Mariska Hargitay è nata il 23 gennaio 1964 in California. I suoi genitori sono i famosi attori di Hollywood Mickey Hargitay e Jayne Mansfield, i quali divorziano lo stesso anno della nascita di Mariska.
L'infanzia di Mariska è segnata da una tragedia: nel 1967 infatti Mariska e i suoi due fratelli Zoltan e Mickey jr. sono coinvolti nell'incidente d'auto in cui la madre, il nuovo compagno Sam Brody e il loro autista perdono la vita; i bambini, che siedono sul sedile posteriore dell'auto, sopravvivono con ferite lievi, ma all'attrice rimane tuttora una cicatrice sulla fronte causata dall'incidente.
Dagli anni '80, Mariska inizia a interessarsi al mondo dello spettacolo. Dopo alcuni concorsi di bellezza, appare in piccoli ruoli in numerose serie TV, tra cui Downtown, Baywatch, Falcon Crest.
Nel 1985 ottiene il suo primo ruolo nel film Ghoulies; nel frattempo, studia teatro all' Università della California, ma abbandona prima della laurea (secondo altre fonti invece Mariska si è effettivamente laureata alla UCLA nel 1987).
Gli anni '90 vedono la carriera dell'attrice fare significativi passi avanti.
Nel 1992, ha il ruolo della protagonista nel divertente poliziesco della CBS Tequila e Bonetti, che però non viene confermato per una seconda stagione.
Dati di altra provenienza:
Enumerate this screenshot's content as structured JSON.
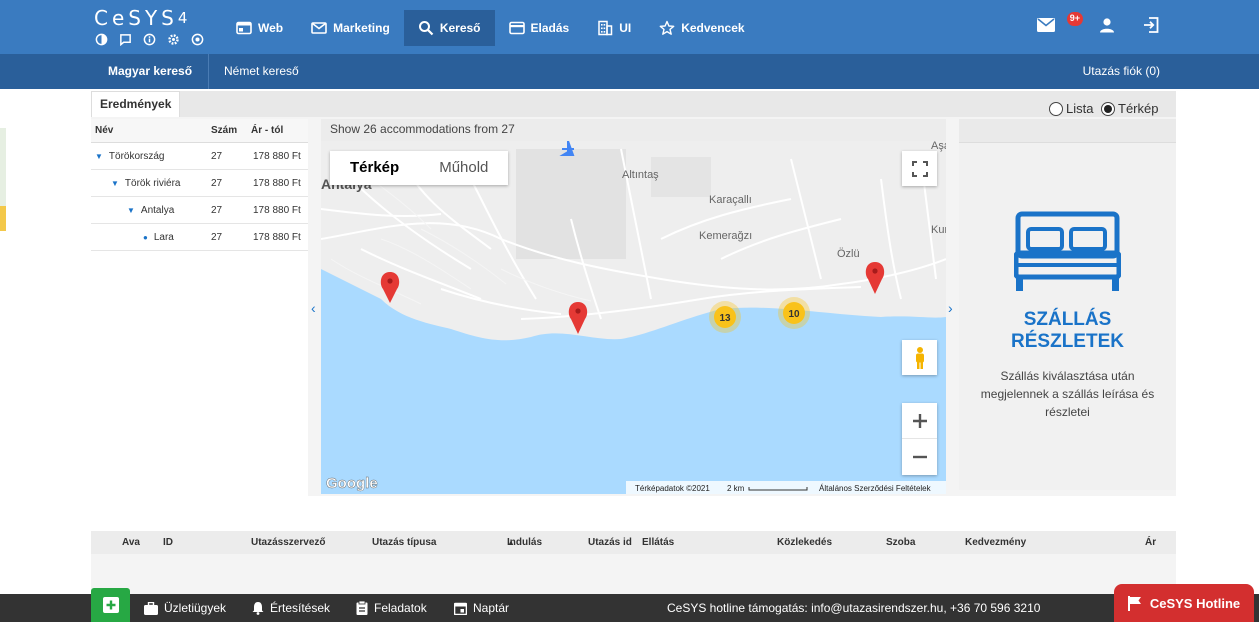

Partecipa alle serie Seinfeld e Can't Hurry Love, è la protagonista del telefilm poliziesco Prince Street, anch'esso di breve durata, e nella stagione 1997-98 ottiene il ruolo ricorrente dell'infermiera Cynthia Hooper in ER.
La svolta arriva nel 1997, quando Hargitay ottiene il ruolo di Olivia Benson in Law & Order: Special Victims Unit.
Grazie alla sua ottima interpretazione del complesso ruolo di Benson, Hargitay vince un Golden Globe e un Emmy, oltre ad ottenere svariate nomination, divenendo così l'interprete più premiata dell'intero franchise.
Nel 2004, Mariska ha sposato il collega Peter Hermann, e nel 2006 è nato il suo primo figlio, August.